Monday, December 22, 2014

Holiday Haze

File:Happy Holidays (5318408861).jpg

Your dedicated blogger is about to vanish in the holiday haze, presumably returning early in the new year. I hope to see you at the Boston ASSA Penn party. (I promise to show up this time. Seriously.) Meanwhile, all best wishes for the holidays.

[Photo credit:  Public domain, by Marcus Quigmire, from Florida, USA (Happy Holidays  Uploaded by Princess Mérida) [CC-BY-SA-2.0 (], via Wikimedia Commons]

Monday, December 15, 2014

Causal Modeling Update

In an earlier post on predictive modeling and causal inference, I mentioned my summer "reading list" for causal modeling:
Re-read Pearl, and read the Heckman-Pinto critique.
Re-read White et al. on settable systems and testing conditional independence.
Read Angrist-Pischke.
Read Wolpin, and Rust's review.
Read Dawid 2007 and Dawid 2014.
Get and read Imbens-Rubin (available early 2015).
I'm sure I'll blog on some of the above in due course.
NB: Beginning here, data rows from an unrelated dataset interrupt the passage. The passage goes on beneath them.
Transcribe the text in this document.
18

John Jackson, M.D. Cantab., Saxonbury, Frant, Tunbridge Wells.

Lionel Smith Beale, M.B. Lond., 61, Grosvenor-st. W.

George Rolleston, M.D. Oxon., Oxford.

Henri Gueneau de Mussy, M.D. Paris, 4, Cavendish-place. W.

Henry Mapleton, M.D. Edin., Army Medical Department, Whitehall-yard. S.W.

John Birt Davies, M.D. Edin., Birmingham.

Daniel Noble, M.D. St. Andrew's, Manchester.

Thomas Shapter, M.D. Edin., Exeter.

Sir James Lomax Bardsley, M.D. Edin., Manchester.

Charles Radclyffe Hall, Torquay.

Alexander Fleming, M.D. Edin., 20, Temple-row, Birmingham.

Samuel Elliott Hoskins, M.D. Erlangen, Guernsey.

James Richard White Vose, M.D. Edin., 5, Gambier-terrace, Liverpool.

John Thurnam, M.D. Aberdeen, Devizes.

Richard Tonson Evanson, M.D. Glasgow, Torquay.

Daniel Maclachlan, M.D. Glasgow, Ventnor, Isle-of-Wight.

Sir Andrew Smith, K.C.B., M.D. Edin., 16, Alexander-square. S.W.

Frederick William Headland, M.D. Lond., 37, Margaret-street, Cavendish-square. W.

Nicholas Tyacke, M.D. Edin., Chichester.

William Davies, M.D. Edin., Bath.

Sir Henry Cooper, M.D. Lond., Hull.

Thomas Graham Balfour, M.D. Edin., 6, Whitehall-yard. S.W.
Meanwhile I want to add something to the list: Pearl's response to Heckman-Pinto. (I just learned of it.)

One of its themes resonates with me: Econometrics needs to examine more thoroughly the statistical causal modeling literature vis-à-vis standard econometric approaches. (The irreplaceable Hal White started building some magnificent bridges, but alas, he was taken from us much too soon.) Reasonable people will have sharply different views as to what's of value there, and the discussion is far from over, but I'm grateful to the likes of Pearl, White, Heckman, and Pinto for starting it.

Monday, December 8, 2014

A Tennis Match Graphic

I know you're not thinking about tennis in December (at least those of you north of the equator). I'm generally not either. But this post is really about graphics, and I may have something that will interest you. And remember, the Australian Open and the 2015 season will soon be here.

Tennis scoring is different and tricky compared to other sports. A 2008 New York Times piece, "In Tennis, the Numbers Sometimes Don't Add Up," is apt:
If you were told that in a particular match, Player A won more points and more games and had a higher first-serve percentage, fewer unforced errors and a higher winning percentage at the net, you would deduce that Player A was the winner. But leaping to that conclusion would be a mistake. ... In tennis, it is not the events that constitute a match, but the timing of those events. In team sports like baseball, basketball and football, and even in boxing, the competitor who scores first or last may have little bearing on the outcome. In tennis, the player who scores last is always the winner.
Tricky tennis scoring makes for tricky match summarization, whether graphically or otherwise. Not that people haven't tried, with all sorts of devices in use. See, for example, another good 2014 New York Times piece, "How to Keep Score: However You Like," and the fascinating, "A blog devoted to maps about tennis," emphasizing spatial aspects but going farther on occasion.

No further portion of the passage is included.